October 1, 2024.
TEN YEARS OF SPOOKTOBER STORIES: A CONVERSATION WITH JON PHILLIPS
When I meet Jon Phillips on the patio of his Malibu home, he’s painting a pointillist landscape from memory. He stands back, peering, trying to get the clouds right, and begins to dab again with the brush. He’s healthy, lithe, his full head of black hair well coiffed and shot through with a little respectable grey, marking his thirty-five years. He’s clean shaven, and his lean, handsome face is tan and unlined by worry or self-doubt.
It’s a far cry from how most of us know him, playing a distorted version of himself on the hit “Spooktober Stories,” which is beginning its tenth year this October 1st.
The “Jon Phillips” in that show never left Phillips’ real-life university town of Milwaukee, is an underachieving slob, a layabout ne’er-do-well who fancies himself an undiscovered creative genius (despite never actually creating anything other than the titular ‘Spooktober Stories,’ which he inexplicably posts on Facebook just one month a year), can’t hold down a steady job, sabotages his relationships, and struggles to accomplish even the most basic tasks. ‘A schlub without much of a future,’ as the Spooktober Stories series bible succinctly describes him.
The real Jon Phillips hops off the patio with an athlete's grace to walk and talk with me through his elaborate garden, which he takes pride in growing and maintaining himself.
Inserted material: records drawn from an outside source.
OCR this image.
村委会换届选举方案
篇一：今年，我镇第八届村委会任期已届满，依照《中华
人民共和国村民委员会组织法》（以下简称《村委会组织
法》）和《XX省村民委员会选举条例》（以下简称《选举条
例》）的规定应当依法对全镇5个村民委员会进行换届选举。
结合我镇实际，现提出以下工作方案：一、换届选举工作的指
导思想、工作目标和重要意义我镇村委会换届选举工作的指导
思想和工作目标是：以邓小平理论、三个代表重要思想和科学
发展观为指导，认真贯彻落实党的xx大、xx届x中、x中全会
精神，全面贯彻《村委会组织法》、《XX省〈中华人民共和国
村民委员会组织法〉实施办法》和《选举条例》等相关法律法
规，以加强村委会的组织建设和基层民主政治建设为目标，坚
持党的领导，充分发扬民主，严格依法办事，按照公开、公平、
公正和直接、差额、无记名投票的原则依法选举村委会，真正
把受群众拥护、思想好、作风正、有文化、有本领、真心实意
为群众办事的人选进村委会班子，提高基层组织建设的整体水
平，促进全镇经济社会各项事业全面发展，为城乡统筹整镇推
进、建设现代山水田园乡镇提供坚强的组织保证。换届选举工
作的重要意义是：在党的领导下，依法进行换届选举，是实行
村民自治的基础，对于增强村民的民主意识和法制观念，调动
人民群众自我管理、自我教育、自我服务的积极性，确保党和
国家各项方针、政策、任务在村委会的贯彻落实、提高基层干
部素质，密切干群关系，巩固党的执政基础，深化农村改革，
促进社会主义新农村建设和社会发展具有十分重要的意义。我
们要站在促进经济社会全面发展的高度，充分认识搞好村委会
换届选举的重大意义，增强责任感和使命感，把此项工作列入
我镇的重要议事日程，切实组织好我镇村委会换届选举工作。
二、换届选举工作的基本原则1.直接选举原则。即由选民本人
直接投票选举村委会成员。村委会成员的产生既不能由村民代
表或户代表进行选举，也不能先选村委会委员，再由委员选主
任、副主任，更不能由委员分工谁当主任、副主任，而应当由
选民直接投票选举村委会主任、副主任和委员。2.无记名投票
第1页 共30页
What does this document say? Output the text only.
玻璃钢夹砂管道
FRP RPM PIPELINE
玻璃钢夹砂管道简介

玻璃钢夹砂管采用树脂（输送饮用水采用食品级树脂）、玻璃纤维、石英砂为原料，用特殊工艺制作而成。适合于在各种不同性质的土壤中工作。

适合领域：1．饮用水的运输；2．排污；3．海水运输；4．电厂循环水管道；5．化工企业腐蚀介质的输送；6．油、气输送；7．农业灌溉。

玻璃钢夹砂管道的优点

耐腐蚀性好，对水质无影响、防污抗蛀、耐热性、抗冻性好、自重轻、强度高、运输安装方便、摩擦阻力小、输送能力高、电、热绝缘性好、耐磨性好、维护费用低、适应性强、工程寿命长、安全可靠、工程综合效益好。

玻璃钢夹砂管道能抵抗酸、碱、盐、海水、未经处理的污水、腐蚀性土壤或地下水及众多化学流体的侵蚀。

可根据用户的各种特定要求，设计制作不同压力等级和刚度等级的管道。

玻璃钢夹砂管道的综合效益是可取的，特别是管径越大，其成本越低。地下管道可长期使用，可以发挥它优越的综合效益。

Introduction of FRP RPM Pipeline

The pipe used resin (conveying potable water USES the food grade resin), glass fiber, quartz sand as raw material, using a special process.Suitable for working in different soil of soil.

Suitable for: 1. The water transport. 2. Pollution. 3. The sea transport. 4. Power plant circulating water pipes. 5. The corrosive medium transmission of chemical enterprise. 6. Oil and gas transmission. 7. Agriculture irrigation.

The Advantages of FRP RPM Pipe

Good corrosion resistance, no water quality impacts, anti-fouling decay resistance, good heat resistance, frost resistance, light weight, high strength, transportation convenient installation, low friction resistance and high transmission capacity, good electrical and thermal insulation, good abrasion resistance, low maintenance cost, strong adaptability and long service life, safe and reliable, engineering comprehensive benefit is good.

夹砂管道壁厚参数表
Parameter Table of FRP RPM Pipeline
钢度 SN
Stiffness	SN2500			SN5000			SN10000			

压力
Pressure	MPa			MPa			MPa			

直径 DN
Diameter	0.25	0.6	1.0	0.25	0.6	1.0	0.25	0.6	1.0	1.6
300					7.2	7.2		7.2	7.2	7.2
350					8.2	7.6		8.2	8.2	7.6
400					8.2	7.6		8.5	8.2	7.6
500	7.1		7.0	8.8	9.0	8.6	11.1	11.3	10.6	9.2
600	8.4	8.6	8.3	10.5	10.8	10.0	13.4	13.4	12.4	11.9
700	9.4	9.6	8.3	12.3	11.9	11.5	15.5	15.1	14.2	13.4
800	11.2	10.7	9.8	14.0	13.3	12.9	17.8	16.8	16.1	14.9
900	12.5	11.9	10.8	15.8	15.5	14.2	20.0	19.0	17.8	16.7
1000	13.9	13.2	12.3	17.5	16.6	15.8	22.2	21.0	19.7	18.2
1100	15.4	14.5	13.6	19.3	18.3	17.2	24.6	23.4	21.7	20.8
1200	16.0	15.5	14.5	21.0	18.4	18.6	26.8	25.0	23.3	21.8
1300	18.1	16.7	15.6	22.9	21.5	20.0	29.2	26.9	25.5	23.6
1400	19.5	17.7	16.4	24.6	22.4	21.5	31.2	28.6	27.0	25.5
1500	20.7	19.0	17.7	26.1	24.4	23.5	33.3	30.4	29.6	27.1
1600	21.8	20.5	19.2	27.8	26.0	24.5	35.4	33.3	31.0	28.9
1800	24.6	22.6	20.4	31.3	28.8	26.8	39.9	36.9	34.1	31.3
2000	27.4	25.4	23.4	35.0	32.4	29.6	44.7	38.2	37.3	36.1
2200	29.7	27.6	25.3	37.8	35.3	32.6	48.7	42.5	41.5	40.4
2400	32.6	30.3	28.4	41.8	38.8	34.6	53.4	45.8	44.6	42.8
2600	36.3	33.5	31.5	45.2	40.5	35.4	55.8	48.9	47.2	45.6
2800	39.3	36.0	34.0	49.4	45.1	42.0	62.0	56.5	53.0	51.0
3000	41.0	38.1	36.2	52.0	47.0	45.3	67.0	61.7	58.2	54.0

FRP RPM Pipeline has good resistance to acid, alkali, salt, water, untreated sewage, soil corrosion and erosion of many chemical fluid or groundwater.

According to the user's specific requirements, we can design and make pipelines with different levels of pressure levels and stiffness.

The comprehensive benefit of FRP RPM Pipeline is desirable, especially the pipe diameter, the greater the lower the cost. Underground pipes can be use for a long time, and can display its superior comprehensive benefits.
I compliment him at maintaining such peak physical prowess, despite being best known for playing a role that’s quite the opposite.
“I always feel lighter when I’m not carrying him around,” he says, patting his belly and laughing. (Phillips is a streamlined 150 pounds, but to portray his rather more sedentary alter-ego, he has to go through a grueling makeup process every morning, concealing well-defined muscles, adding jowls, the beard, deep eye bags, putting in crooked, yellow teeth, and then strapping on a *sixty-five pound* prosthetic belly, sometimes heavier, depending on how hard “Jon” has been hitting the McDonalds and the McKenna that season.)
Phillips has a complicated relationship with the character. “He’s a comic character, obviously, and we’re supposed to laugh at his bumbling personal failures and rapidly disintegrating mental capacities, but honestly, sometimes I feel sorry for him. This could easily have been me, if I never did anything with my life, if I just gave up. But then sometimes I get really angry with him. I just want to reach through to him and scream in his face, ‘what are you doing, what are you doing, what are you doing! Why aren’t you doing anything! Please, God, please, you’ve wasted your whole f---ing life!’”
He stares off into the distance, ruminating on what he’s said, but soon enough the shadow passes from his face, and he turns to me with a boyish, charming, full-toothed smile. There’s always a twinkle in the real Jon Phillips’ eye, a little mischievous glint, and I joke that getting rid of that to achieve the famous dull-eyed glaze for “Jon Phillips” the character must take an extra hour in the makeup chair.
Jon laughs. “No joke, I’ve gotten in so much trouble for that. I’m always supposed to be avoiding certain lights and turning my head just so, and… Jessie [Fievan, series director of all ten years of Spooktober Stories] will shout ‘Less joy! Less joy! You’re supposed to hate yourself, get rid of that g-d-damned zeal for life, Phillips!’ It’s a struggle. It’s a struggle.”
Before I leave, I ask him, should we start gearing up for ten more years of Spooktober Stories?
“I think if we pretended with the direction his life is going that Jon was going to live another ten more years, CinemaSins would send a trained hit squad to ding us to death,” he chides, referencing the popular YouTube series that ‘dings’ when there are factual inaccuracies in movies and television. “No, no, we won’t hang it up prematurely, but I think when a natural ending presents itself, we’ll take it.”
“Besides,” he muses, walking me to the door. “It’s hard enough to watch a relatively young miserable bastard failure not doing anything. If I had to watch a program about a middle-aged miserable bastard failure not doing anything I think I’d shoot myself in my own f---ing head.”
WELCOME TO SPOOKTOBER STORIES: SEASON 10.